DeepTab provides 15 stable architectures across five families: State Space Models (Mambular, MambaTab, MambAttention), Transformers (FTTransformer, TabTransformer, SAINT, AutoInt), residual networks (ResNet, TabR), tree-inspired models (NODE, ENODE, NDTF), and general baselines (MLP, TabM, TabulaRNN). Three experimental models (ModernNCA, Tangos, Trompt) are under evaluation for promotion.

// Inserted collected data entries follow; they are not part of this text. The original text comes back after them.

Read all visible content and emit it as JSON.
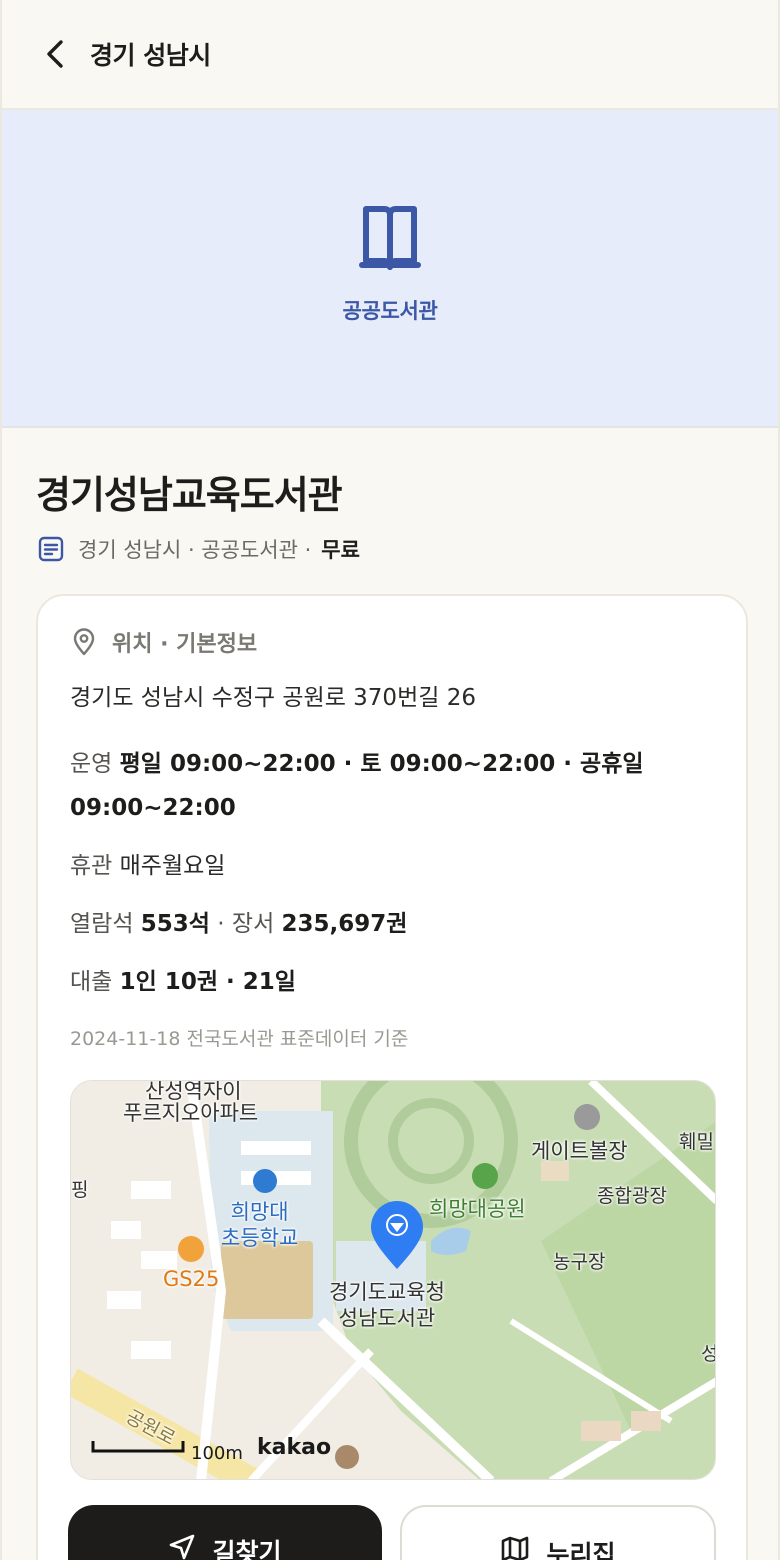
{
  "header": {
    "title": "경기 성남시"
  },
  "hero": {
    "label": "공공도서관"
  },
  "library": {
    "name": "경기성남교육도서관",
    "meta_region": "경기 성남시 · 공공도서관 ·",
    "meta_fee": "무료"
  },
  "info": {
    "section_title": "위치 · 기본정보",
    "address": "경기도 성남시 수정구 공원로 370번길 26",
    "hours_label": "운영",
    "hours_value": "평일 09:00~22:00 · 토 09:00~22:00 · 공휴일 09:00~22:00",
    "closed_label": "휴관",
    "closed_value": "매주월요일",
    "seats_label": "열람석",
    "seats_value": "553석",
    "books_label": "· 장서",
    "books_value": "235,697권",
    "loan_label": "대출",
    "loan_value": "1인 10권 · 21일",
    "source": "2024-11-18 전국도서관 표준데이터 기준"
  },
  "map": {
    "labels": {
      "apt_top": "산성역자이",
      "apt": "푸르지오아파트",
      "school": "희망대\n초등학교",
      "gs25": "GS25",
      "park": "희망대공원",
      "gate": "게이트볼장",
      "plaza": "종합광장",
      "court": "농구장",
      "library": "경기도교육청\n성남도서관",
      "edge_right": "훼밀",
      "edge_left": "핑",
      "edge_right2": "성",
      "road": "공원로",
      "scale": "100m",
      "brand": "kakao"
    }
  },
  "actions": {
    "directions": "길찾기",
    "site": "누리집"
  }
}
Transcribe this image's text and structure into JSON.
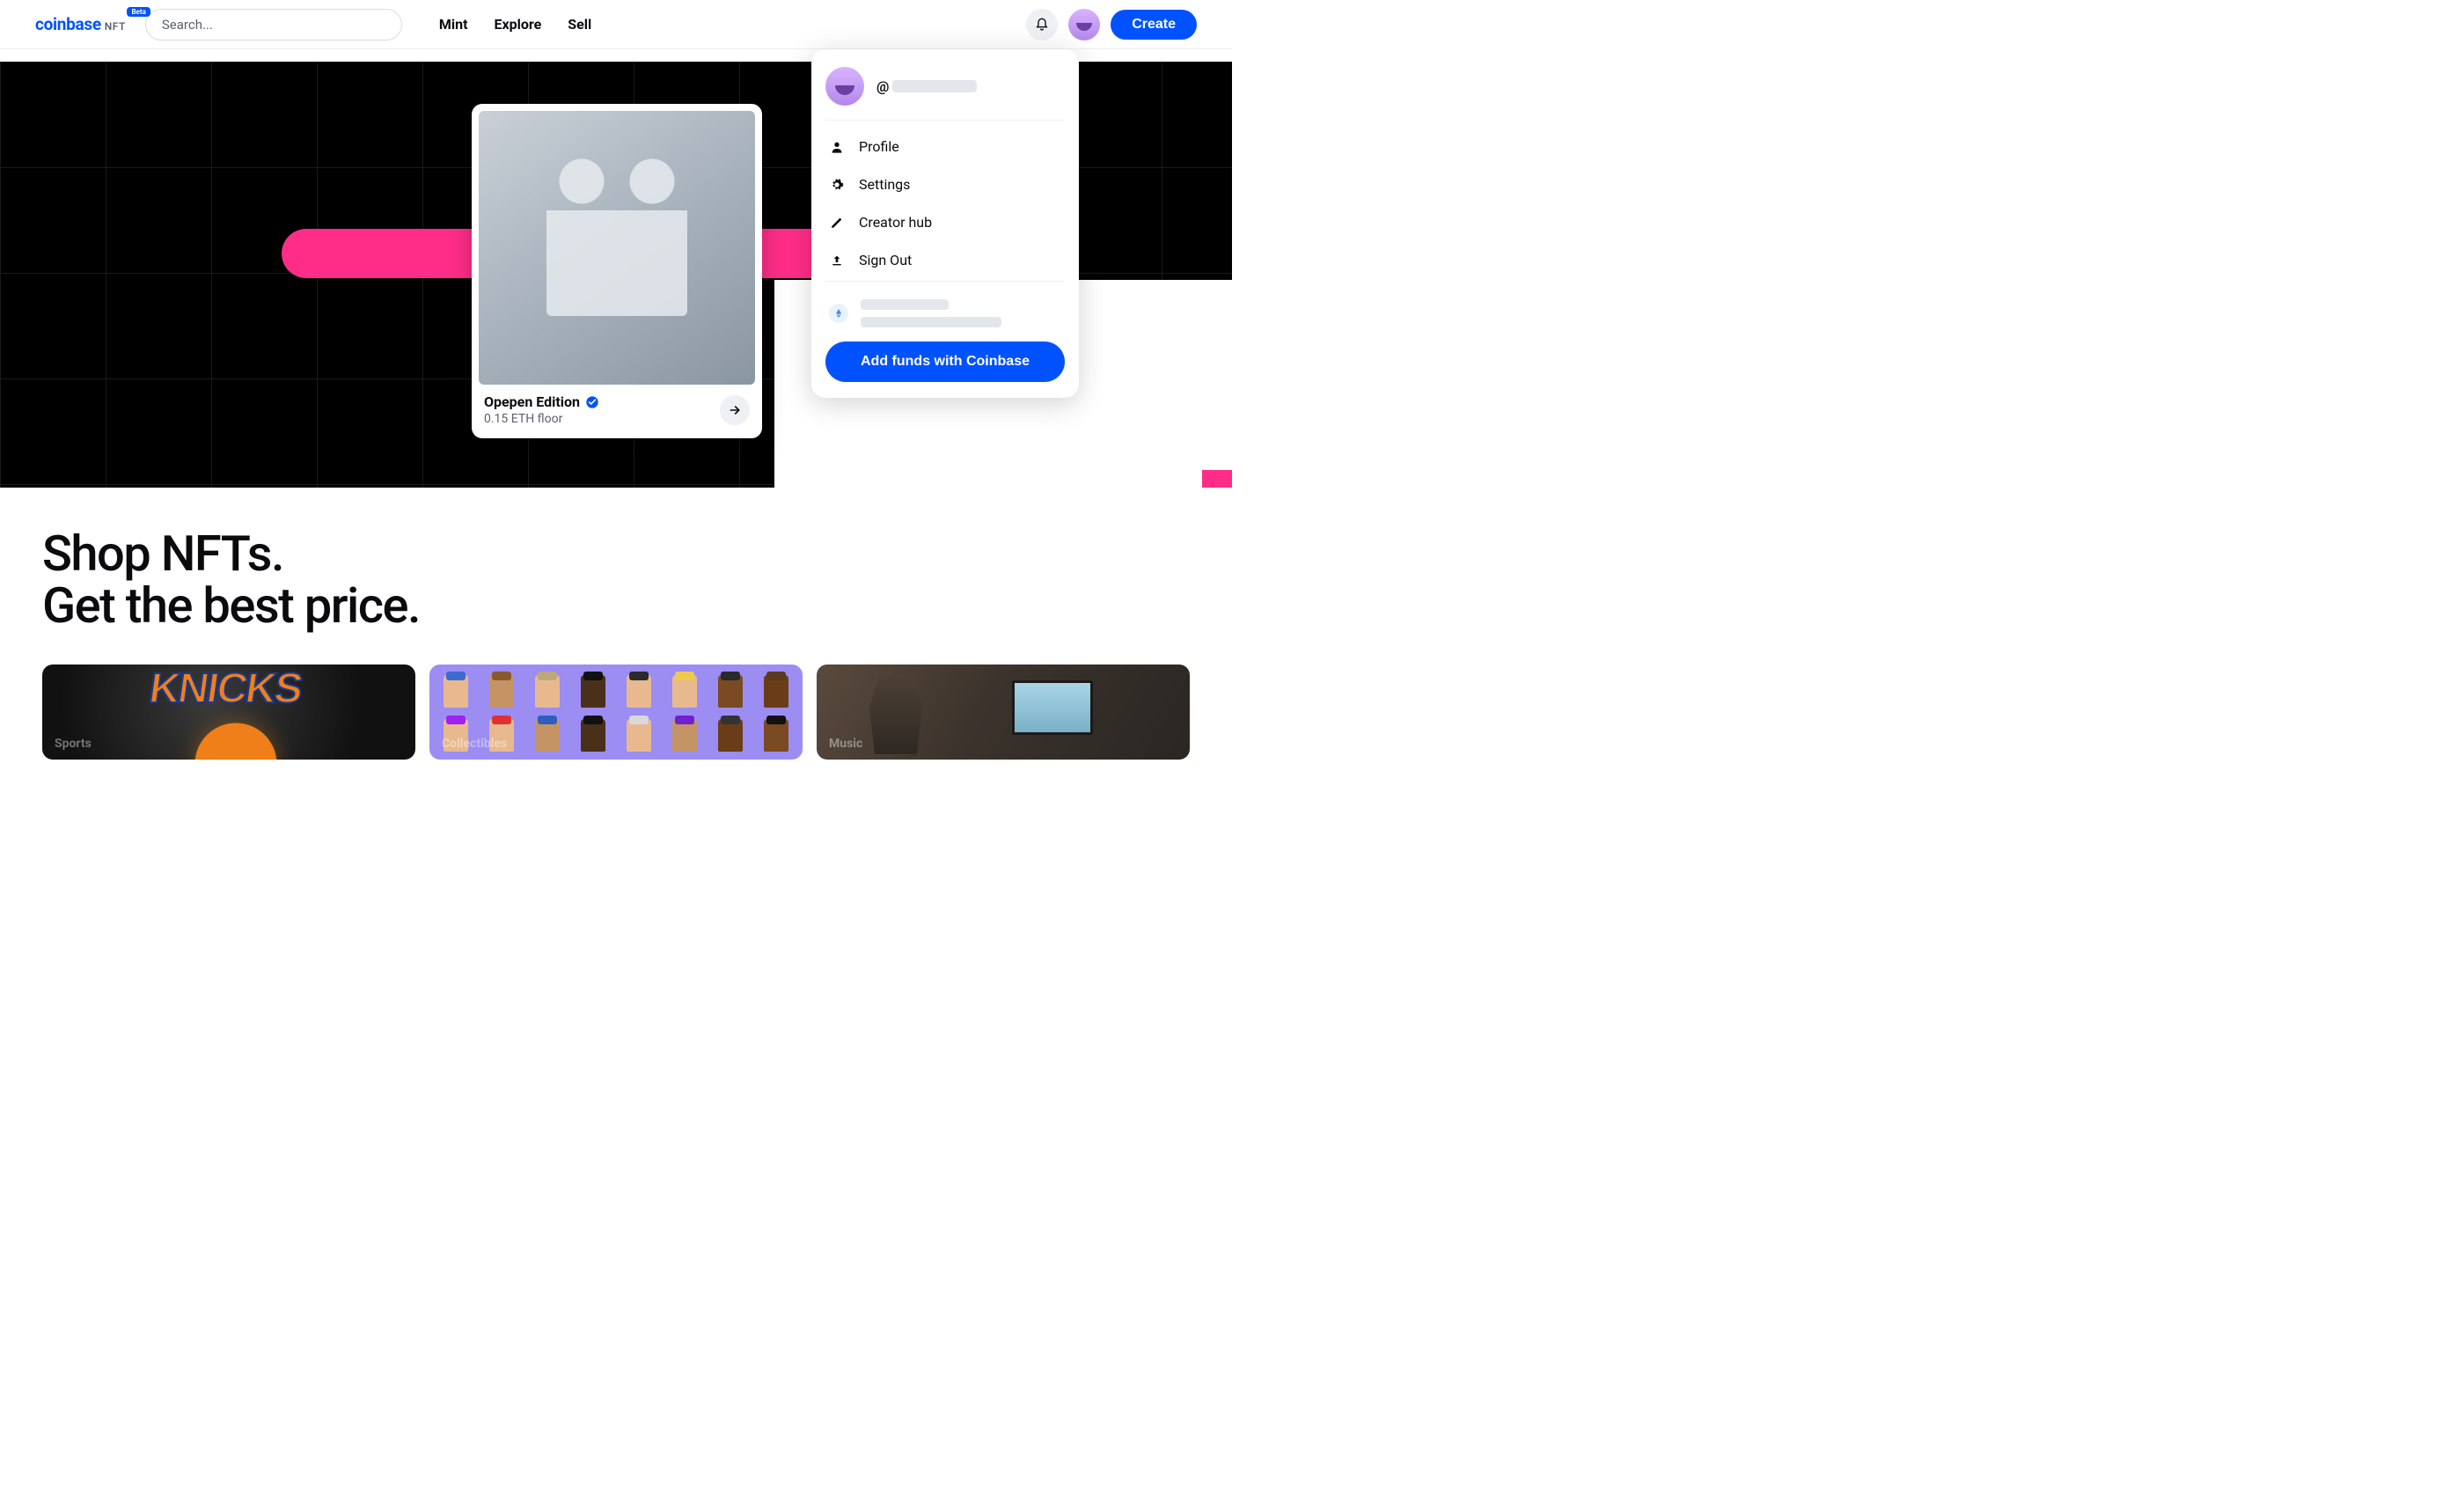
{
  "header": {
    "logo_main": "coinbase",
    "logo_sub": "NFT",
    "beta": "Beta",
    "search_placeholder": "Search...",
    "nav": [
      "Mint",
      "Explore",
      "Sell"
    ],
    "create": "Create"
  },
  "dropdown": {
    "handle_prefix": "@",
    "items": [
      {
        "icon": "person",
        "label": "Profile"
      },
      {
        "icon": "gear",
        "label": "Settings"
      },
      {
        "icon": "pencil",
        "label": "Creator hub"
      },
      {
        "icon": "signout",
        "label": "Sign Out"
      }
    ],
    "cta": "Add funds with Coinbase"
  },
  "hero": {
    "feature_title": "Opepen Edition",
    "feature_floor": "0.15 ETH floor"
  },
  "shop": {
    "heading_line1": "Shop NFTs.",
    "heading_line2": "Get the best price.",
    "categories": [
      {
        "label": "Sports"
      },
      {
        "label": "Collectibles"
      },
      {
        "label": "Music"
      }
    ]
  }
}
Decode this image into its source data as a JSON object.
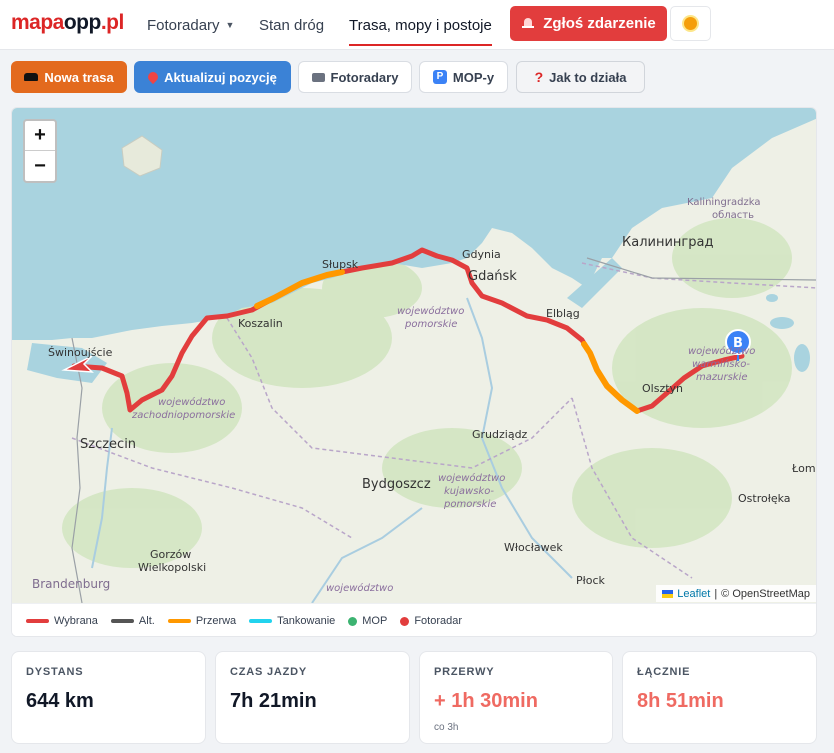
{
  "header": {
    "logo": {
      "part1": "mapa",
      "part2": "opp",
      "part3": ".pl"
    },
    "nav": [
      {
        "label": "Fotoradary"
      },
      {
        "label": "Stan dróg"
      },
      {
        "label": "Trasa, mopy i postoje"
      }
    ],
    "report_button": "Zgłoś zdarzenie",
    "accent_color": "#dc2626"
  },
  "toolbar": {
    "new_route": "Nowa trasa",
    "update_position": "Aktualizuj pozycję",
    "speed_cameras": "Fotoradary",
    "mop": "MOP-y",
    "help": "Jak to działa"
  },
  "map": {
    "zoom_in": "+",
    "zoom_out": "−",
    "marker_end_label": "B",
    "attribution": {
      "leaflet": "Leaflet",
      "separator": "|",
      "osm": "© OpenStreetMap"
    },
    "places": [
      {
        "name": "Kaliningradzka"
      },
      {
        "name": "область"
      },
      {
        "name": "Калининград"
      },
      {
        "name": "Gdynia"
      },
      {
        "name": "Gdańsk"
      },
      {
        "name": "Słupsk"
      },
      {
        "name": "Koszalin"
      },
      {
        "name": "Elbląg"
      },
      {
        "name": "Olsztyn"
      },
      {
        "name": "Świnoujście"
      },
      {
        "name": "Szczecin"
      },
      {
        "name": "Grudziądz"
      },
      {
        "name": "Bydgoszcz"
      },
      {
        "name": "Włocławek"
      },
      {
        "name": "Płock"
      },
      {
        "name": "Ostrołęka"
      },
      {
        "name": "Łom"
      },
      {
        "name": "Gorzów"
      },
      {
        "name": "Wielkopolski"
      },
      {
        "name": "Brandenburg"
      }
    ],
    "regions": [
      {
        "lines": [
          "województwo",
          "pomorskie"
        ]
      },
      {
        "lines": [
          "województwo",
          "zachodniopomorskie"
        ]
      },
      {
        "lines": [
          "województwo",
          "warmińsko-",
          "mazurskie"
        ]
      },
      {
        "lines": [
          "województwo",
          "kujawsko-",
          "pomorskie"
        ]
      },
      {
        "lines": [
          "województwo"
        ]
      }
    ]
  },
  "legend": [
    {
      "label": "Wybrana",
      "color": "#e23d3d",
      "kind": "line"
    },
    {
      "label": "Alt.",
      "color": "#555555",
      "kind": "line"
    },
    {
      "label": "Przerwa",
      "color": "#ff9800",
      "kind": "line"
    },
    {
      "label": "Tankowanie",
      "color": "#22d3ee",
      "kind": "line"
    },
    {
      "label": "MOP",
      "color": "#3cb371",
      "kind": "dot"
    },
    {
      "label": "Fotoradar",
      "color": "#e23d3d",
      "kind": "dot"
    }
  ],
  "stats": [
    {
      "label": "DYSTANS",
      "value": "644 km"
    },
    {
      "label": "CZAS JAZDY",
      "value": "7h 21min"
    },
    {
      "label": "PRZERWY",
      "value": "+ 1h 30min",
      "sub": "co 3h"
    },
    {
      "label": "ŁĄCZNIE",
      "value": "8h 51min"
    }
  ]
}
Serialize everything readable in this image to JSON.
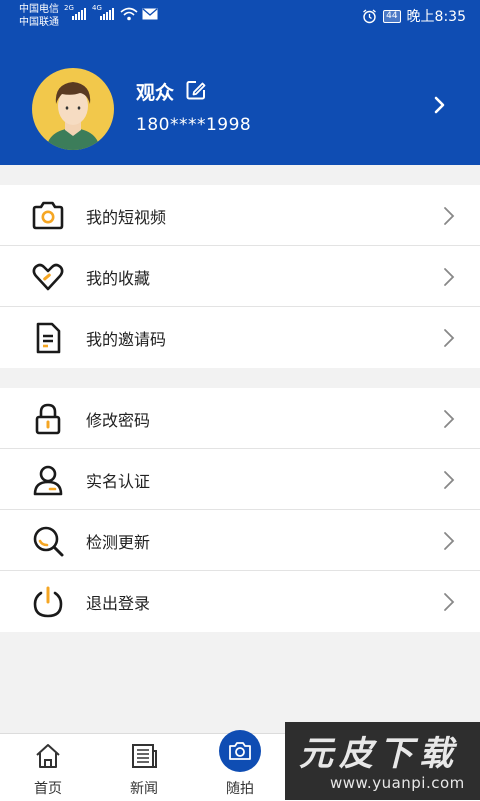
{
  "status_bar": {
    "carrier_1": "中国电信",
    "carrier_2": "中国联通",
    "net_1": "2G",
    "net_2": "4G",
    "battery": "44",
    "time": "晚上8:35"
  },
  "profile": {
    "name": "观众",
    "phone": "180****1998"
  },
  "menu_group_1": [
    {
      "label": "我的短视频",
      "icon": "camera-icon"
    },
    {
      "label": "我的收藏",
      "icon": "heart-icon"
    },
    {
      "label": "我的邀请码",
      "icon": "document-icon"
    }
  ],
  "menu_group_2": [
    {
      "label": "修改密码",
      "icon": "lock-icon"
    },
    {
      "label": "实名认证",
      "icon": "person-icon"
    },
    {
      "label": "检测更新",
      "icon": "search-icon"
    },
    {
      "label": "退出登录",
      "icon": "power-icon"
    }
  ],
  "tabbar": [
    {
      "label": "首页",
      "icon": "home-icon"
    },
    {
      "label": "新闻",
      "icon": "news-icon"
    },
    {
      "label": "随拍",
      "icon": "camera-icon"
    }
  ],
  "watermark": {
    "brand": "元皮下载",
    "url": "www.yuanpi.com"
  },
  "colors": {
    "primary": "#0f4db3",
    "accent": "#f5a623"
  }
}
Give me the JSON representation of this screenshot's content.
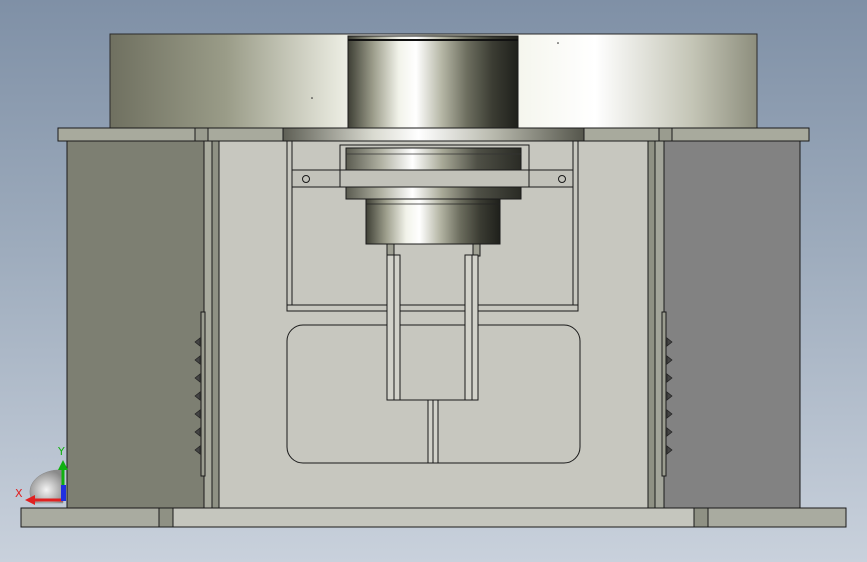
{
  "viewport": {
    "background_top": "#7f90a6",
    "background_bottom": "#c9d1dc"
  },
  "triad": {
    "x_label": "X",
    "y_label": "Y",
    "x_color": "#e02020",
    "y_color": "#10b010",
    "z_color": "#2030e0"
  },
  "colors": {
    "housing_dark": "#7d7f72",
    "housing_right": "#828282",
    "panel_light": "#c7c7bf",
    "base_plate": "#a9aba0",
    "outline": "#1a1a1a"
  }
}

> **See the [Model Zoo](https://deeptab.readthedocs.io/en/latest/model_zoo/index.html) for detailed comparisons, complexity analysis, and selection guidance.**

### Stable Models

| Category               | Model                                      | Architecture                        | Best For                               |
| ---------------------- | ------------------------------------------ | ----------------------------------- | -------------------------------------- |
| **State Space Models** | **[Mambular][mambular-paper]**             | Stacked Mamba over feature tokens   | General-purpose tabular modeling       |
|                        | **[MambaTab][mambatab-paper]**             | Lightweight Mamba SSM               | Small datasets and fast training       |
|                        | **MambAttention**                          | Mamba with feature attention        | Feature-interaction-heavy data         |
| **Transformers**       | **[FTTransformer][fttransformer-paper]**   | Feature Tokenizer + Transformer     | Strong attention-based baseline        |
|                        | **[TabTransformer][tabtransformer-paper]** | Transformer over categorical tokens | Categorical-heavy data                 |
|                        | **[SAINT][saint-paper]**                   | Row and column attention            | Small or label-scarce datasets         |
|                        | **[AutoInt][autoint-paper]**               | Self-attentive feature interactions | Automatic high-order interactions      |
| **Residual Networks**  | **[ResNet][resnet-paper]**                 | Residual MLP                        | Fast dense baseline                    |
|                        | **[TabR][tabr-paper]**                     | Retrieval-augmented MLP/kNN         | Large datasets with neighbor signal    |
| **Tree-Inspired**      | **[NODE][node-paper]**                     | Neural oblivious decision ensembles | Differentiable tree inductive bias     |
|                        | **ENODE**                                  | Embedded NODE-style soft trees      | Tree-inspired modeling with embeddings |
|                        | **[NDTF][ndtf-paper]**                     | Neural decision tree forest         | Differentiable forest experiments      |
| **Other**              | **MLP**                                    | Feedforward dense network           | Fastest baseline                       |
|                        | **[TabM][tabm-paper]**                     | Parameter-efficient ensemble MLP    | Strong efficient baseline              |
|                        | **TabulaRNN**                              | Recurrent feature-sequence model    | Sequential feature modeling            |

[mambular-paper]: https://arxiv.org/abs/2408.06291
[mambatab-paper]: https://arxiv.org/abs/2401.08867
[fttransformer-paper]: https://arxiv.org/abs/2106.11959
[resnet-paper]: https://arxiv.org/abs/2106.11959
[tabtransformer-paper]: https://arxiv.org/abs/2012.06678
[saint-paper]: https://arxiv.org/abs/2106.01342
[autoint-paper]: https://arxiv.org/abs/1810.11921
[tabr-paper]: https://arxiv.org/abs/2307.14338
[node-paper]: https://arxiv.org/abs/1909.06312
[ndtf-paper]: https://openaccess.thecvf.com/content_iccv_2015/html/Kontschieder_Deep_Neural_Decision_ICCV_2015_paper.html
[tabm-paper]: https://arxiv.org/abs/2410.24210

### Experimental Models ⚠️

> **⚠️ API Not Stable:** Experimental models may change in minor releases. Always pin exact version: `deeptab==x.y.z`

- **ModernNCA**: Neighborhood Component Analysis (metric learning)
- **Tangos**: Gradient orthogonalization approach
- **Trompt**: Prompt-based learning for tabular data

### Task Variants

All models come in three variants:

- `*Classifier`: Classification (binary & multi-class)
- `*Regressor`: Regression (point estimates)
- `*LSS`: Distributional regression (full distribution prediction)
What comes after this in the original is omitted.